Content aware technologies (also called byte level deduplication or delta-differencing deduplication ) work in a fundamentally different way. Key element of the content-aware approach is that it uses a higher level of abstraction when analyzing the data. Content-aware de-duplication looks at the data as objects. Unlike hash based dedupe, which try to find redundancies in block level, content-aware looks it as objects, comparing them to other objects. (e.g., Word document to Word document or Oracle database to Oracle database.)
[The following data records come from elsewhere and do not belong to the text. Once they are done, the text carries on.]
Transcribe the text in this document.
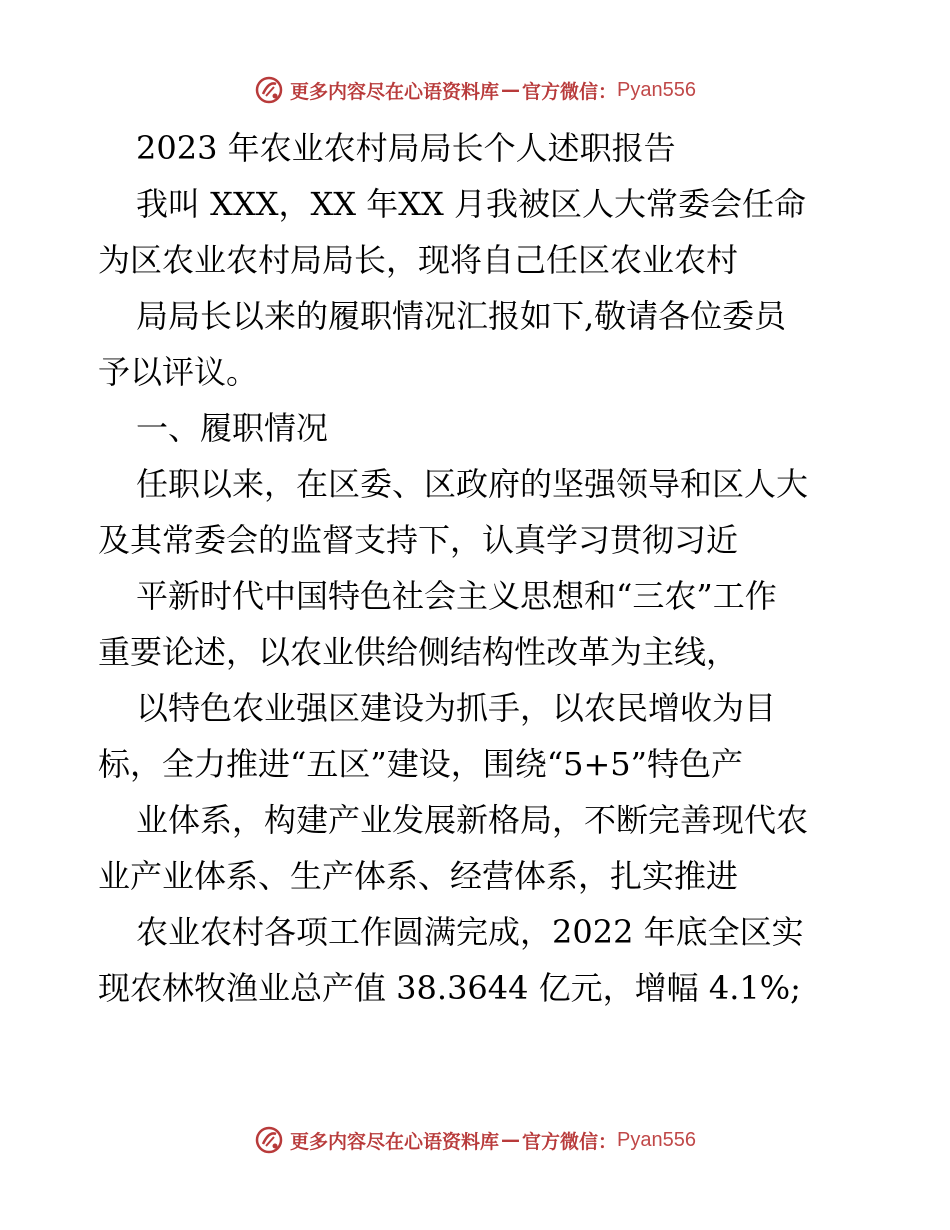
更多内容尽在心语资料库 — 官方微信： Pyan556
2023 年农业农村局局长个人述职报告
我叫 XXX，XX 年XX 月我被区人大常委会任命
为区农业农村局局长，现将自己任区农业农村
局局长以来的履职情况汇报如下,敬请各位委员
予以评议。
一、履职情况
任职以来，在区委、区政府的坚强领导和区人大
及其常委会的监督支持下，认真学习贯彻习近
平新时代中国特色社会主义思想和“三农”工作
重要论述，以农业供给侧结构性改革为主线，
以特色农业强区建设为抓手，以农民增收为目
标，全力推进“五区”建设，围绕“5+5”特色产
业体系，构建产业发展新格局，不断完善现代农
业产业体系、生产体系、经营体系，扎实推进
农业农村各项工作圆满完成，2022 年底全区实
现农林牧渔业总产值 38.3644 亿元，增幅 4.1%;
更多内容尽在心语资料库 — 官方微信： Pyan556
In this, the deduplication engine sees the actual objects (files, database objects, application objects etc.) and divides data into larger segments (usually 8mb to 100mb in size). Then, typically by using knowledge of the content of the data (known as being “content-aware”), this technique finds segments that are similar and stores only the changed bytes between the objects. That is a BYTE level comparison is performed.
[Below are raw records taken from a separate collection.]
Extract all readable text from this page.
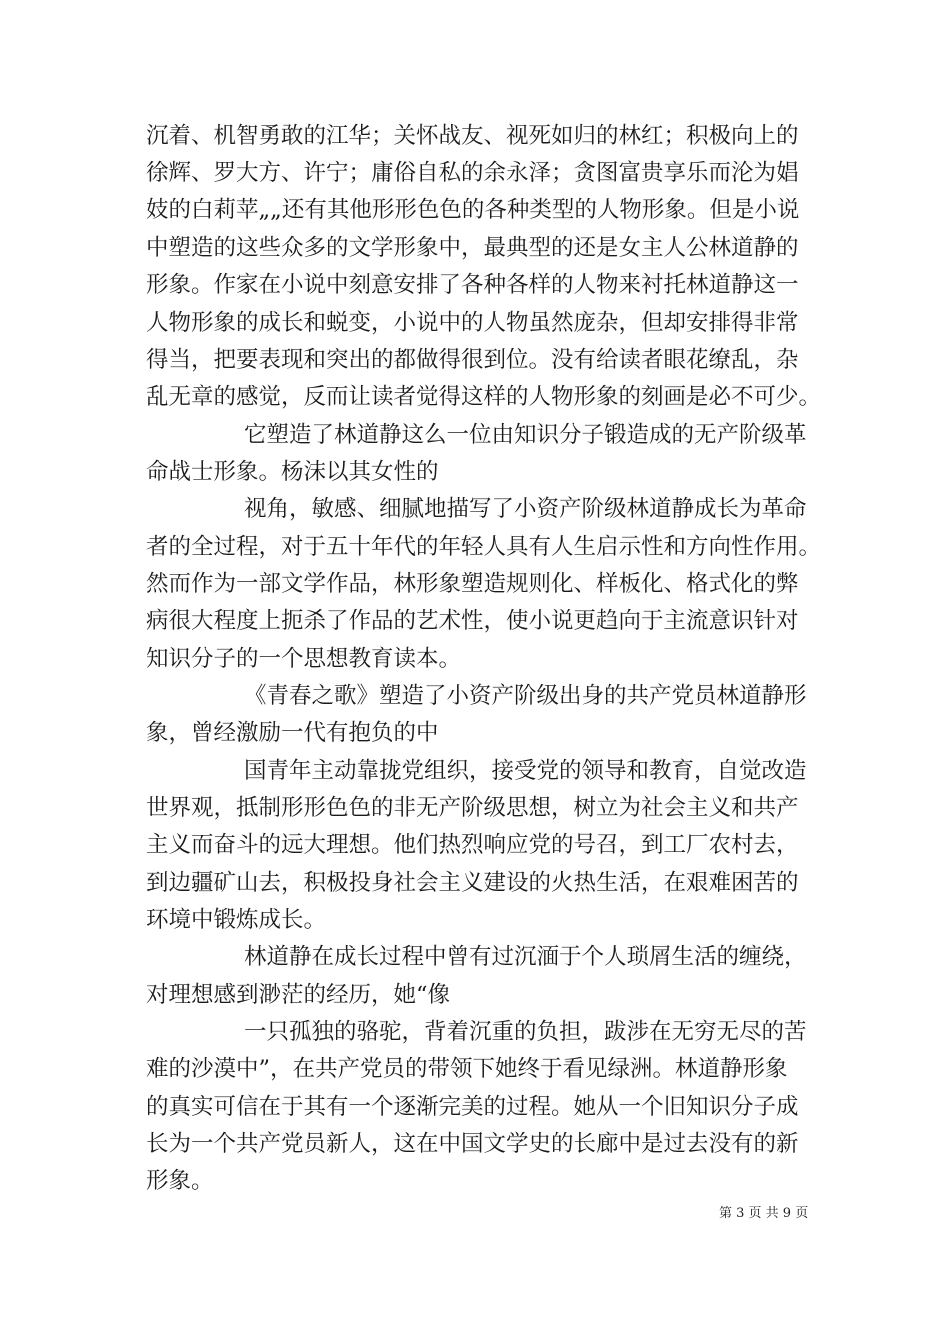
沉着、机智勇敢的江华；关怀战友、视死如归的林红；积极向上的
徐辉、罗大方、许宁；庸俗自私的余永泽；贪图富贵享乐而沦为娼
妓的白莉苹„„还有其他形形色色的各种类型的人物形象。但是小说
中塑造的这些众多的文学形象中，最典型的还是女主人公林道静的
形象。作家在小说中刻意安排了各种各样的人物来衬托林道静这一
人物形象的成长和蜕变，小说中的人物虽然庞杂，但却安排得非常
得当，把要表现和突出的都做得很到位。没有给读者眼花缭乱，杂
乱无章的感觉，反而让读者觉得这样的人物形象的刻画是必不可少。
它塑造了林道静这么一位由知识分子锻造成的无产阶级革
命战士形象。杨沫以其女性的
视角，敏感、细腻地描写了小资产阶级林道静成长为革命
者的全过程，对于五十年代的年轻人具有人生启示性和方向性作用。
然而作为一部文学作品，林形象塑造规则化、样板化、格式化的弊
病很大程度上扼杀了作品的艺术性，使小说更趋向于主流意识针对
知识分子的一个思想教育读本。
《青春之歌》塑造了小资产阶级出身的共产党员林道静形
象，曾经激励一代有抱负的中
国青年主动靠拢党组织，接受党的领导和教育，自觉改造
世界观，抵制形形色色的非无产阶级思想，树立为社会主义和共产
主义而奋斗的远大理想。他们热烈响应党的号召，到工厂农村去，
到边疆矿山去，积极投身社会主义建设的火热生活，在艰难困苦的
环境中锻炼成长。
林道静在成长过程中曾有过沉湎于个人琐屑生活的缠绕，
对理想感到渺茫的经历，她“像
一只孤独的骆驼，背着沉重的负担，跋涉在无穷无尽的苦
难的沙漠中”，在共产党员的带领下她终于看见绿洲。林道静形象
的真实可信在于其有一个逐渐完美的过程。她从一个旧知识分子成
长为一个共产党员新人，这在中国文学史的长廊中是过去没有的新
形象。
第 3 页 共 9 页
If we look in to detail, In this type before the dedupe process, an unique metadata is typically inserted within the data types,like database, email, photo, documents etc. Then during the dedupe process, this metadata for the data block is extracted and examined to understand what kind of data present in the block. Based on the type of data , a certain block size is assigned to that particular data, and the block size is optimized based on the type of data being backed up.
Since the block size is already optimized for that particular data type, CPU cycles don’t need to be wasted to determine the block boundaries. Compare to other deduplication techniques (hash based), where the data is blindly chopped to find the boundaries, that is to find the block length and then identify duplicate segments.
The below example will give more insight to this;
I have saved a photo, then open it and edited one pixel and save the new version as a new file, there won’t be a single duplicate block at the disk level. On the other hand, almost the entire file is a duplicate information. Can you find a duplicate graphic that was used in a Powerpoint, a Word document, and a PDF? Powerpoint and Word both compress with a variant of zip. Even if the graphic is identical, block level dedupe won’t find the duplicate graphics because they are not stored identically on disk. You need something that can find duplicate data at the information level, the answer is – Content Aware or Application Aware dedupe solutions.
This approach provides a good balance between performance and resource utilization.
CommVault Simpana, Symantec Backup exec, Symantec netbackup, Dell DR4000, Sepaton’s DeltaStor, Exagrid are the solutions which use this technology.